Michael Knobel a néanmoins été contraint d'ajuster les tarifs: le diesel a augmenté de 5 centimes par litre hier, atteignant 1,64 franc. «Le prix a bondi de 12 centimes depuis l'attaque», précise-t-il. En Suisse, le diesel se vend en moyenne autour de 1,80 franc le litre, tandis que l'essence sans plomb a vu son coût d'achat grimper d'environ 4 centimes par litre.
Les prix augmentent de près de 20%
Dans les autres stations‑service suisses, le prix de l'essence a aussi grimpé de plusieurs centimes. Il est difficile de prévoir jusqu'où cette hausse ira, dépendant notamment de la durée du conflit. «Si le diesel continue d'augmenter de 12 centimes, certaines stations dépasseront les 2 francs le litre», prévient Michael Knobel.

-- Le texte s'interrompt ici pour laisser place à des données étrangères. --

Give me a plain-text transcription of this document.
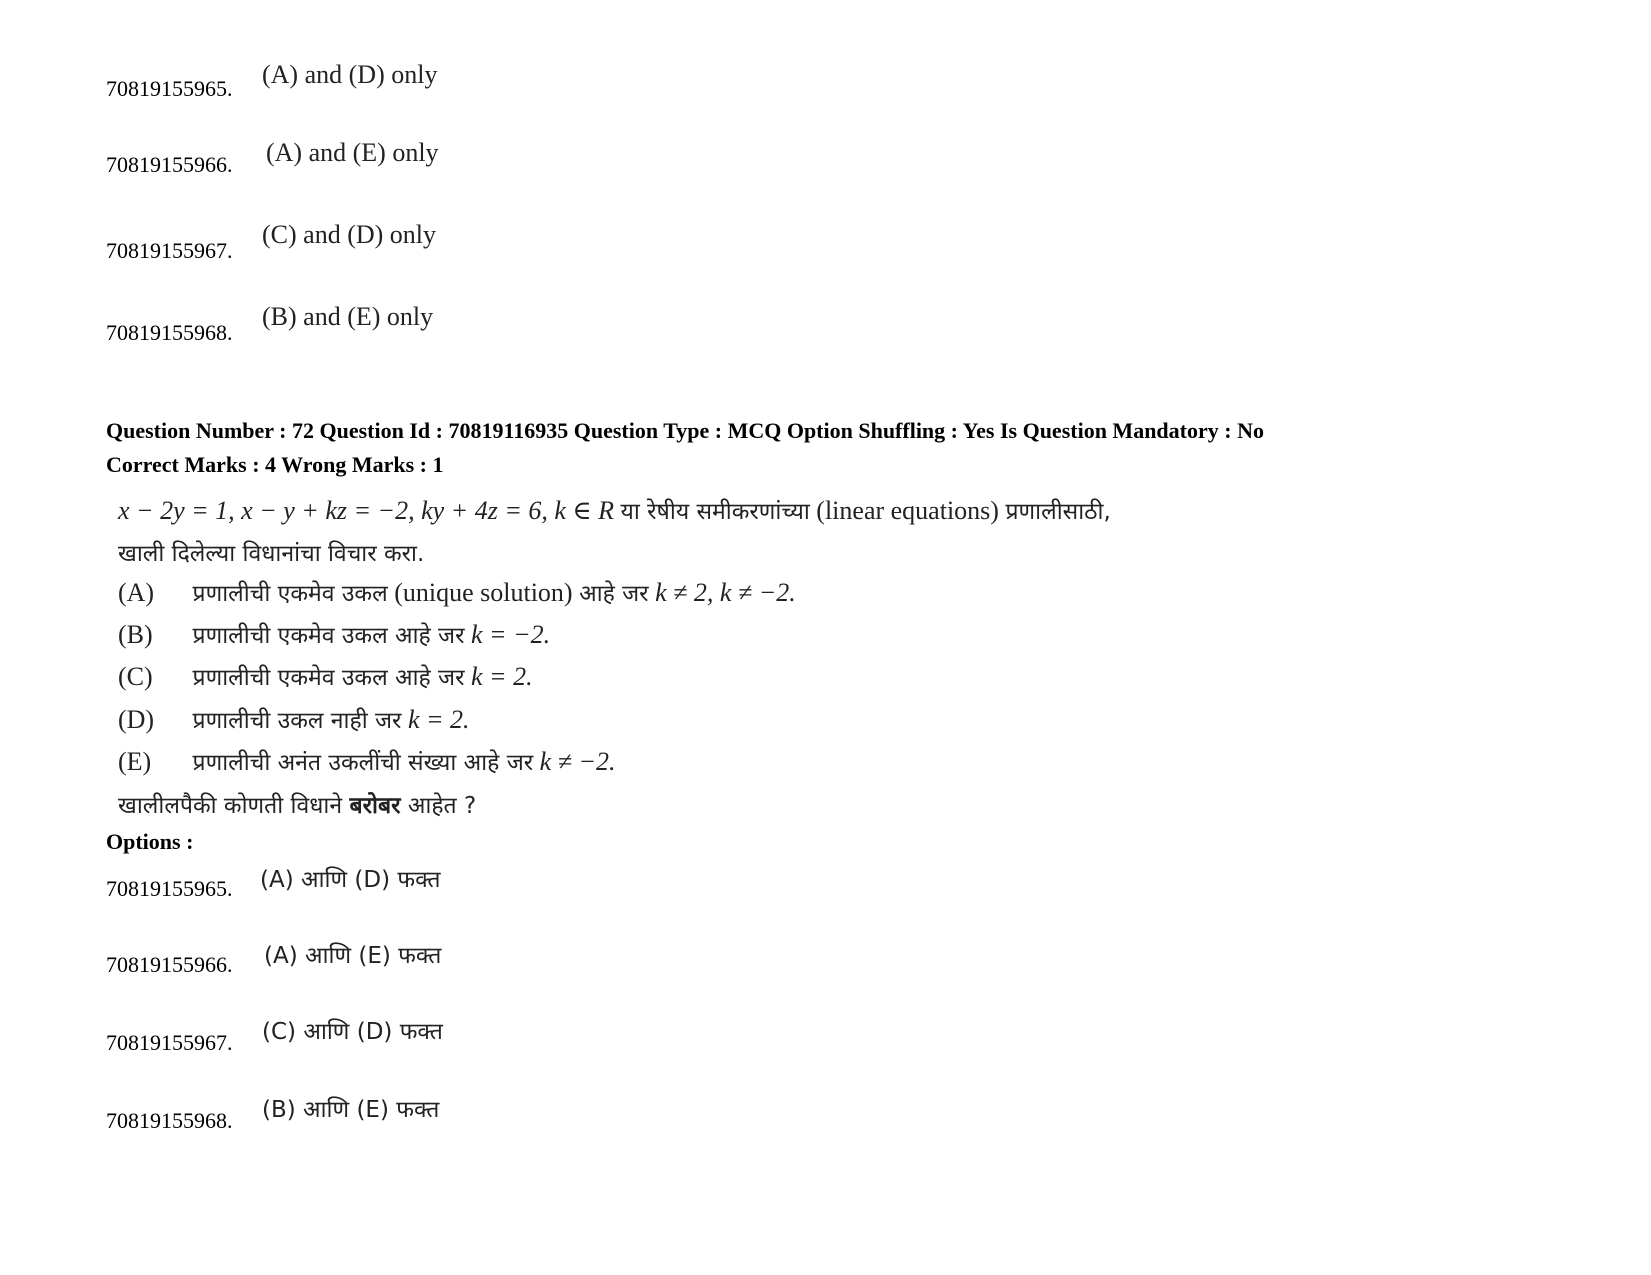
70819155965. (A) and (D) only
70819155966. (A) and (E) only
70819155967.
(C) and (D) only
70819155968.
(B) and (E) only
Question Number : 72 Question Id : 70819116935 Question Type : MCQ Option Shuffling : Yes Is Question Mandatory : No
Correct Marks : 4 Wrong Marks : 1
x − 2y = 1, x − y + kz = −2, ky + 4z = 6, k ∈ R या रेषीय समीकरणांच्या (linear equations) प्रणालीसाठी,
खाली दिलेल्या विधानांचा विचार करा.
(A) प्रणालीची एकमेव उकल (unique solution) आहे जर k ≠ 2, k ≠ −2.
(B) प्रणालीची एकमेव उकल आहे जर k = −2.
(C) प्रणालीची एकमेव उकल आहे जर k = 2.
(D) प्रणालीची उकल नाही जर k = 2.
(E) प्रणालीची अनंत उकलींची संख्या आहे जर k ≠ −2.
खालीलपैकी कोणती विधाने बरोबर आहेत ?
Options :
70819155965. (A) आणि (D) फक्त
70819155966. (A) आणि (E) फक्त
70819155967. (C) आणि (D) फक्त
70819155968. (B) आणि (E) फक्त
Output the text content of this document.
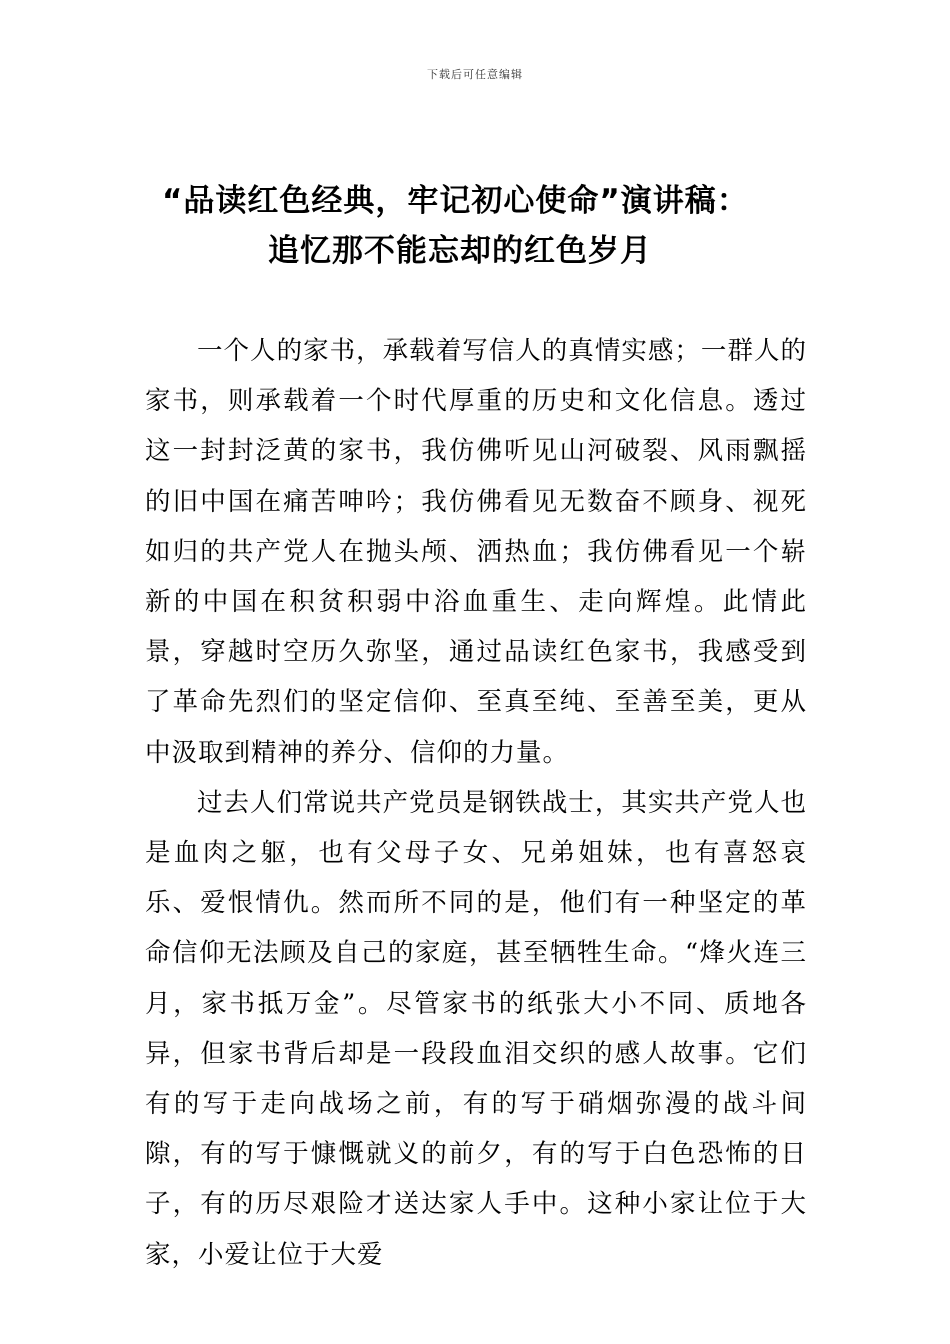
下载后可任意编辑
“品读红色经典，牢记初心使命”演讲稿：
追忆那不能忘却的红色岁月

一个人的家书，承载着写信人的真情实感；一群人的家书，则承载着一个时代厚重的历史和文化信息。透过这一封封泛黄的家书，我仿佛听见山河破裂、风雨飘摇的旧中国在痛苦呻吟；我仿佛看见无数奋不顾身、视死如归的共产党人在抛头颅、洒热血；我仿佛看见一个崭新的中国在积贫积弱中浴血重生、走向辉煌。此情此景，穿越时空历久弥坚，通过品读红色家书，我感受到了革命先烈们的坚定信仰、至真至纯、至善至美，更从中汲取到精神的养分、信仰的力量。

过去人们常说共产党员是钢铁战士，其实共产党人也是血肉之躯，也有父母子女、兄弟姐妹，也有喜怒哀乐、爱恨情仇。然而所不同的是，他们有一种坚定的革命信仰无法顾及自己的家庭，甚至牺牲生命。“烽火连三月，家书抵万金”。尽管家书的纸张大小不同、质地各异，但家书背后却是一段段血泪交织的感人故事。它们有的写于走向战场之前，有的写于硝烟弥漫的战斗间隙，有的写于慷慨就义的前夕，有的写于白色恐怖的日子，有的历尽艰险才送达家人手中。这种小家让位于大家，小爱让位于大爱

Si les prix à la pompe n'explosent pas encore, c'est en grande partie grâce aux taxes et redevances élevées sur le carburant. Le prix d'achat, transport compris, ne représente qu'un peu plus d'un tiers du prix final pour le consommateur. Cette proportion est nettement plus élevée pour le mazout, ce qui explique pourquoi une livraison coûtait ce lundi, 114 francs suisses les 100 litres, soit près de 20% de plus que vendredi, comme le montre un coup d'œil au comparateur Heizoel24.ch.
L'économie suisse en danger?
Le début de la guerre inquiète bien au‑delà des automobilistes et propriétaires: lundi, les marchés boursiers ont fortement chuté. Depuis les frappes aériennes américaines et israéliennes sur l'Iran, le détroit d'Ormuz est pratiquement bloqué, faisant bondir le prix du pétrole de 10 à 15%. Cette voie stratégique transporte près d'un cinquième du pétrole mondial.
Lundi soir, le baril de pétrole de type Brent coûtait près de 78 dollars. La semaine dernière, il était encore aux alentours de 71 dollars. Si le conflit continue à s'envenimer et que le prix du pétrole atteint les 100 dollars, l'économie suisse en sera sensiblement affectée.
Selon l'institut de recherche BAK Economics, la croissance pourrait alors être inférieure d'environ un tiers aux prévisions. «Un choc pétrolier majeur ralentirait nettement l'économie suisse, mais ne devrait pas la déstabiliser plus que de raison», précise Claude Maurer, économiste en chef de BAK.
Des conséquences indirectes
Cependant, les prix élevés de l'énergie ralentissent l'économie mondiale et affectent le moral des consommateurs. Une guerre prolongée pourrait donc aussi peser sur les secteurs horloger et bancaire en Suisse.
Dans ce scénario, les économistes de la banque Julius Bär prévoient surtout des effets indirects pour la Suisse, comme des délais de livraison plus longs et des coûts plus élevés pour les produits intermédiaires de l'industrie. Une forte hausse du prix du pétrole alimenterait l'inflation mondiale.
En Suisse, cet impact devrait être partiellement atténué par la vigueur du franc: en période d'incertitude, la monnaie nationale attire des capitaux, ce qui tend à la renforcer. Pour l'instant, cet effet reste limité, reflétant l'espoir d'une fin rapide du conflit.